Totals (37 cells): with codegraph 40 reads / 21 greps, without 158 reads / 71 greps75% fewer reads, ~70% fewer greps. Codegraph never increased reads in any cell, and the without-arm additionally ran shell find/grep (Bash) and a sub-agent that the with-arm never needed. (74 agent runs, ~$29 total.)

Observations

  • Biggest wins are medium/large backends with a real route→handler→service flow: excalidraw (0R vs 9R/7G), spring-halo (0R vs 9R + 8 Bash), spring-realworld (0R vs 8R), django-realworld (1R vs 8R), aspnet-jellyfin (4R vs 13R + 21 Bash + a spawned sub-agent), aspnet-eshop (0R vs 6R).
  • Without codegraph, large repos make the agent thrash: it falls back to shell find/grep (Bash) and on jellyfin even spawned a sub-agent — exactly the behavior codegraph is meant to prevent. The with-arm answers those in 2–6 codegraph calls.
  • Tie zone = tiny repos (Dart books 6 files, Kotlin Jetcaster, Ruby forem, Swift spi): the whole flow fits in 1–2 files, so reading is already cheap; codegraph ties on reads and is sometimes a few seconds slower (MCP + index overhead).

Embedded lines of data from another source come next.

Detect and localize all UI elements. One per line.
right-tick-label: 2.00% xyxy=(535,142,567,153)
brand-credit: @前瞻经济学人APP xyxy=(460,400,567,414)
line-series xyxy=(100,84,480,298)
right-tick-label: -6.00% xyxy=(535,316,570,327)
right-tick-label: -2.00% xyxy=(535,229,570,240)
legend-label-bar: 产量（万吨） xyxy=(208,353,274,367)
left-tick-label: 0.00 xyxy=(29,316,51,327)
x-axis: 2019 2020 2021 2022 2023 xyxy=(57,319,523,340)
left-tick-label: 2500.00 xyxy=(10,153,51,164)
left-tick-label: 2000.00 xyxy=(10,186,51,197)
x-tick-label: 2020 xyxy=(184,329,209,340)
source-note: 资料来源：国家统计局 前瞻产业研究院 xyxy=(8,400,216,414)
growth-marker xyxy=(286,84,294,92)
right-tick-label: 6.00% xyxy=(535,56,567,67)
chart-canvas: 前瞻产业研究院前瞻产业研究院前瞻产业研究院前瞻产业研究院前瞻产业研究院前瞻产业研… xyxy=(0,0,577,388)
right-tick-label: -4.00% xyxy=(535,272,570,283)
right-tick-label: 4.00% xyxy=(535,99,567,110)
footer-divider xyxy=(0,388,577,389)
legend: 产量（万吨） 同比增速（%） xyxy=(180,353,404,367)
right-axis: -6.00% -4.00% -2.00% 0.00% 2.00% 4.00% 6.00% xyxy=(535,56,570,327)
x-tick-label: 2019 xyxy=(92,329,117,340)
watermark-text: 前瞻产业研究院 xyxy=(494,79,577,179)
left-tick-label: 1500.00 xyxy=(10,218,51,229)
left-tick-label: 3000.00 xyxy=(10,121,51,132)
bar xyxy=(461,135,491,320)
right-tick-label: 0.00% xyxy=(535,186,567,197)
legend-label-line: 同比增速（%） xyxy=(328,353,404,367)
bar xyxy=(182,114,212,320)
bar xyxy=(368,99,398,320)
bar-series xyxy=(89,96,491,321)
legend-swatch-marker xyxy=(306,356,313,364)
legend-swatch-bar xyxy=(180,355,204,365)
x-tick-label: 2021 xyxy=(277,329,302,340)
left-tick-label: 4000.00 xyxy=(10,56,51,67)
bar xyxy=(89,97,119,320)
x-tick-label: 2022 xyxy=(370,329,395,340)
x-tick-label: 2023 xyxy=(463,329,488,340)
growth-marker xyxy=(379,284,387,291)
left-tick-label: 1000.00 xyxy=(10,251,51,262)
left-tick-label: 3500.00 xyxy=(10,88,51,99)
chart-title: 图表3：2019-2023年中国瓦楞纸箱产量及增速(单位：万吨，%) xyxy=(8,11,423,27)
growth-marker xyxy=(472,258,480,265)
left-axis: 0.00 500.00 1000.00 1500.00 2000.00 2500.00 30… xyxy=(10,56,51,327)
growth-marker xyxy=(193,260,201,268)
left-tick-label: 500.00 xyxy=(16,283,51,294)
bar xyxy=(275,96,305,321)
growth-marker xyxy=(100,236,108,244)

This matches the design note that codegraph's value scales with repo size.
  • Duration tracks reads on the big repos (jellyfin 61s vs 132s, spring-halo 75s vs 148s, excalidraw 53s vs 98s) and is noise on small ones.
  • Some "with" cells still read 2–4 files (jellyfin, gitness, laravel-firefly, forem) — the residual is the documented frontier (anonymous handlers, deep service chains, dynamic finders); codegraph gets the agent to the right file, then it reads one to confirm a detail.

Coverage note

All 14 README frameworks and every flow-relevant language are validated (see the playbook). The sizes here are by indexed file count; a few languages lack a clean third size in the corpus (Dart/Kotlin = S/M, Scala/Luau = S only, C = L only, C++ = M only) — those cells are omitted rather than faked.

Reproduce

Driver + parser: /tmp/ab-matrix/run.sh (matrix of lang|size|repo|question) and /tmp/ab-matrix/parse-matrix.mjs. Each cell: rm -rf .codegraph && codegraph init -i, then scripts/agent-eval/run-all.sh <repo> "<question>" headless (with = codegraph-only MCP, without = empty MCP), parsed from the stream-json logs.